4. Streaming Pipeline: Kafka as the Real-Time Core

Ingesting high-volume network telemetry — especially enriched flow data with DPI metadata — requires more than just a message bus. It needs a reliable, scalable, and schema-aware transport layer that can handle bursty traffic, fan out to multiple consumers, and enforce data contracts. For this reason, Apache Kafka sits at the center of the system’s real-time streaming pipeline.

⚙️ Why Kafka?
Kafka is built for distributed, high-throughput stream processing, making it ideal for ingesting and distributing telemetry at scale. It enables:

  • Buffering of traffic bursts during high-load periods without data loss
  • Decoupling of producers (nProbe exports) from consumers (in our case S3 connector for storage)
  • Backpressure management, allowing slow consumers to catch up without dropping flows
  • Horizontal scalability, ensuring the pipeline can grow with network volume

This makes Kafka a natural backbone for network observability in cloud-native systems.

📜 Schema Validation with Confluent Schema Registry
To ensure consistency across flow messages and downstream processors, each NetFlow message is serialized as JSON and validated against a schema defined in Confluent Schema Registry. This brings important benefits:
For example, a JSON schema might define L7_RISK_SCORE as an integer between 0–100, or ensure that JA4C_HASH is always an 8-character string. Any record that violates this contract is rejected at ingest, preventing bad data from contaminating the pipeline.

Together, Kafka and Confluent Schema Registry form the reliable, flexible backbone of this pipeline — handling real-time ingestion while keeping data structured, clean, and future-proof.

5. Storage Model: S3 and Parquet for Retention & Compliance

Once flow data is ingested, the next challenge is storage — at scale, cost-effectively, and in a format that supports both long-term compliance and rapid analytics. Rather than relying on traditional data warehouses or specialized logging platforms, this architecture takes a cloud-native, decoupled approach, storing telemetry as compressed files in Amazon S3.

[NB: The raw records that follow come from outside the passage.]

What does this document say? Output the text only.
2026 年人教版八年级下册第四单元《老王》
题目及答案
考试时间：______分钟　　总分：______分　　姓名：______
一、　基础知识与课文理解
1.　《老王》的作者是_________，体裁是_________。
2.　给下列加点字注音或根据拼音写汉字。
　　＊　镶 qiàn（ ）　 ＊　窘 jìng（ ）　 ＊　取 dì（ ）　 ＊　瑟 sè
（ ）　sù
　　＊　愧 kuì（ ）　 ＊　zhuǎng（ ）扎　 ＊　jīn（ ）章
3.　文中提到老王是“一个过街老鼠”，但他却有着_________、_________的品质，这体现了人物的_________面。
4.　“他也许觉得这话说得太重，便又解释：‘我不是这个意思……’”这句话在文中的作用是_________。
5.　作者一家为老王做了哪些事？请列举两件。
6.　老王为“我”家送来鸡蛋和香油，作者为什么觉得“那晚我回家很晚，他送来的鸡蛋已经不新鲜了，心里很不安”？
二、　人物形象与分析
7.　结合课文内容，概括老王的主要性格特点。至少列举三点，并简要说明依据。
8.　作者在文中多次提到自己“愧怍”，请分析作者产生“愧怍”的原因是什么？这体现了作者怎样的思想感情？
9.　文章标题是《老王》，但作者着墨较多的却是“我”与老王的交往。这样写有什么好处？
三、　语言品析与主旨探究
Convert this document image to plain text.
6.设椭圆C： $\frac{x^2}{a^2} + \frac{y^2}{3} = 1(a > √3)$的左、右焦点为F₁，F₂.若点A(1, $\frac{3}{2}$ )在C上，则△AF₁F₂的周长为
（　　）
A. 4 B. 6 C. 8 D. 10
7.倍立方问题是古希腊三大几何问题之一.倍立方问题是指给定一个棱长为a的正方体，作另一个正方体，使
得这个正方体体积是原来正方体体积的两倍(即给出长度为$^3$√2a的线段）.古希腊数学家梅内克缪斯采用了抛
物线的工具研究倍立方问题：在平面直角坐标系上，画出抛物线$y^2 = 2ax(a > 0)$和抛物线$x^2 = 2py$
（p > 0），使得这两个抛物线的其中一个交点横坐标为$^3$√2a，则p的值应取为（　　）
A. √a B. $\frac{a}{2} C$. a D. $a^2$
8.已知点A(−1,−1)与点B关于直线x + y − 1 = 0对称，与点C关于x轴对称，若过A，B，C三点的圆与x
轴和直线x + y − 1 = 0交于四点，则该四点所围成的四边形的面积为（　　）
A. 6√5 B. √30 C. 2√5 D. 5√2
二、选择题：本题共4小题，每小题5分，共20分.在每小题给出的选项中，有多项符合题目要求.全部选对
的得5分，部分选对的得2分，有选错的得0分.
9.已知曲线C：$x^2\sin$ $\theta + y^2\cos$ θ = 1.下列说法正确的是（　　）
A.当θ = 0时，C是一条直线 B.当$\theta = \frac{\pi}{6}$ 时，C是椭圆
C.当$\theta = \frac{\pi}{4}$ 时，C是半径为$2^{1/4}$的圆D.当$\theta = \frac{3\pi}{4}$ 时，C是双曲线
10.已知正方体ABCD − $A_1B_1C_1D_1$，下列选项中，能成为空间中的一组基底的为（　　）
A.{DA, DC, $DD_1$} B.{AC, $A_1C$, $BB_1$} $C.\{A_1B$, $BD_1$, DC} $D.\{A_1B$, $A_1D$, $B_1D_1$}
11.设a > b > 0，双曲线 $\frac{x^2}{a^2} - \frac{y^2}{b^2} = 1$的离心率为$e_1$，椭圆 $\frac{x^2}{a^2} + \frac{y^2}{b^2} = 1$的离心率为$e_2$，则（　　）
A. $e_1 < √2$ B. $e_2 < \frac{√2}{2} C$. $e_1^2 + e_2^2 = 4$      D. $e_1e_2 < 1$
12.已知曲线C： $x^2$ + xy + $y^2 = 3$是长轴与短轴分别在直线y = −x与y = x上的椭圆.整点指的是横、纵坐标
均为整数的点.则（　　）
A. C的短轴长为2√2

💾 Why Not a Traditional Data Warehouse?
Data warehouses like BigQuery, Snowflake, or Redshift offer convenience — but they come at a cost:

  • Price scales with ingestion and query volume, not retention
  • Limited schema flexibility makes it harder to adapt as NetFlow formats evolve
  • Less transparency into performance tuning, indexing, and query paths
  • Lock-in to specific tools, user interfaces, and billing models

In contrast, storing data in open formats on S3 means we control the lifecycle, layout, and access models — independent of any single vendor or toolchain.

🧱 S3 as the Data Lake: Durable, Cost-Efficient, Compliant
Amazon S3 is ideal for multi-year retention of telemetry, offering:

  • Virtually unlimited scale
  • Durable (11 9s) storage across availability zones
  • Built-in lifecycle policies for automatic tiering (e.g., to Glacier for archive compliance)
  • Low storage costs compared to database or warehouse retention

This allows us to store all flows, even those not currently queried, without worrying about runaway costs.

📦 Parquet + Snappy: Structured, Compressed, and Fast
Flow data is written to S3 in Apache Parquet format, a columnar file format optimized for analytical workloads. Combined with Snappy compression, this approach delivers:

  • 80–90% storage savings over JSON or CSV
  • Excellent read performance for specific fields (e.g., just L7_RISK_SCORE, DST_IP)
  • Compatibility with Spark, DuckDB, Trino, Athena, and Bauplan

Each Parquet file is schema-aligned to the Kafka topic schema, enabling strong data guarantees and easy evolution over time.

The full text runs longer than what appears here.